Online commentary against government is also protected, he said, since public officials are held to a much higher standard "that remarks against them have the benefit of the doubt."

"Commentaries like that can't be said to be moved by an evil mind," he said.

However, he also said that online libel must have a penalty to deter those who would do it.

"Why are they too scared? Are they going to commit it? If they have no plans of engaging in such a behavior, there's no reason for the ruckus. It stamps the message for me, being a victim myself," he said.

"It also gives rise to criminal liability. Such is the characterization because it is an action borne out of a malicious mind. Hence, it must be contained. KULONG in other words," he added.

Will Lao sue online detractors?

Reactions to the SC decision on the Cybercrime Prevention Act have been varied. On Wednesday President Aquino defended the law, saying it would not be used to stifle online commentary.

Lao said one thing that the Cybercrime Prevention Act gives is a haven for those who have been wronged and maligned online.

"Seriously, I feel for those wronged on the net. Now the recourse is made clear by the decision and hopefully, the decision has the effect of deterring the wrongdoers," he said.

His advice to victims of cyberbullying? "The law has afforded you haven. You are not helpless."

Will he use the law to sue his online detractors? "They're not worth my while," Lao said.

Lao said he has had a few clients who were victims of cyberbullying. Usually, he files a cease and desist letter to the offending party to "remove the defamatory article, plus damages, etc."

Demand letters are enough, he said, and the case rarely goes to court.

Is he willing to take on high-profile and cyberbullied clients such as Cedric Lee and Deniece Cornejo, who have been accused of conspiring in the mauling of actor/comedian Vhong Navarro?

"Why not?! Everybody has a right to counsel. Pitted against the enormous weaponry of the State, a lawyer is all an accused has.
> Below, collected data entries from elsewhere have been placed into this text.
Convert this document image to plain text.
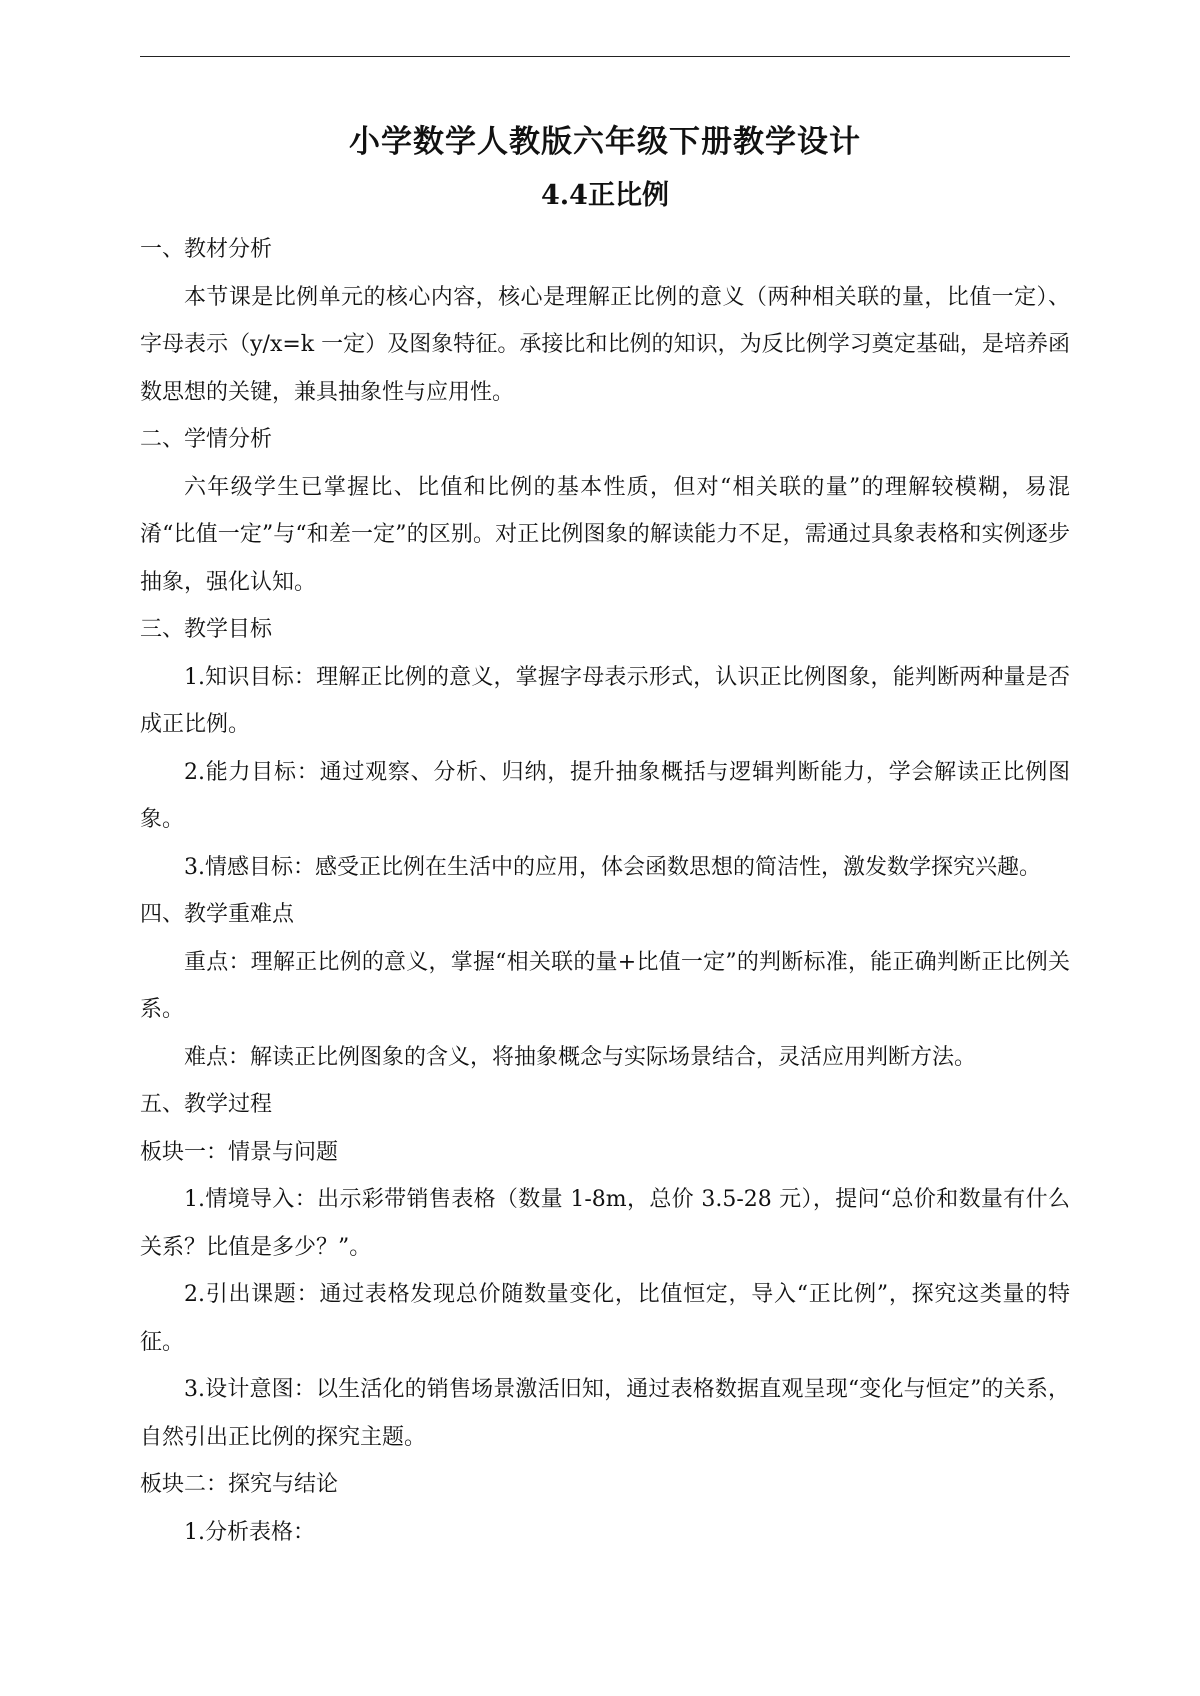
小学数学人教版六年级下册教学设计
4.4正比例
一、教材分析

本节课是比例单元的核心内容，核心是理解正比例的意义（两种相关联的量，比值一定）、字母表示（y/x=k 一定）及图象特征。承接比和比例的知识，为反比例学习奠定基础，是培养函数思想的关键，兼具抽象性与应用性。

二、学情分析

六年级学生已掌握比、比值和比例的基本性质，但对“相关联的量”的理解较模糊，易混淆“比值一定”与“和差一定”的区别。对正比例图象的解读能力不足，需通过具象表格和实例逐步抽象，强化认知。

三、教学目标

1.知识目标：理解正比例的意义，掌握字母表示形式，认识正比例图象，能判断两种量是否成正比例。

2.能力目标：通过观察、分析、归纳，提升抽象概括与逻辑判断能力，学会解读正比例图象。

3.情感目标：感受正比例在生活中的应用，体会函数思想的简洁性，激发数学探究兴趣。

四、教学重难点

重点：理解正比例的意义，掌握“相关联的量+比值一定”的判断标准，能正确判断正比例关系。

难点：解读正比例图象的含义，将抽象概念与实际场景结合，灵活应用判断方法。

五、教学过程
板块一：情景与问题

1.情境导入：出示彩带销售表格（数量 1-8m，总价 3.5-28 元），提问“总价和数量有什么关系？比值是多少？”。

2.引出课题：通过表格发现总价随数量变化，比值恒定，导入“正比例”，探究这类量的特征。

3.设计意图：以生活化的销售场景激活旧知，通过表格数据直观呈现“变化与恒定”的关系，自然引出正比例的探究主题。

板块二：探究与结论

1.分析表格：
They have rights too, you know," he said.

He, however, added that he might charge higher because the job would surely come with online criticism.

"Dahil maba-bash ako, hmm, mataas singil ko given the risks, lol. But by now, I should be used to bashing. So yeah, that shouldn't prevent me from representing my clients with my fullest advocacy," he said.

If he is hired by Lee and Cornejo, he said he would advise them to go after the "big fish."

"I will advise them to go after the big fish para worthwhile naman. Yan we have yet to identify, baka media nga. Hahahaha," he said.

Nearly three years after his own experience with online bullying, Lao said he is fine with being "the face of the campaign against cyberbullying."

"It's my special way of contributing to society, which by the way paid for my college and law degrees," he said.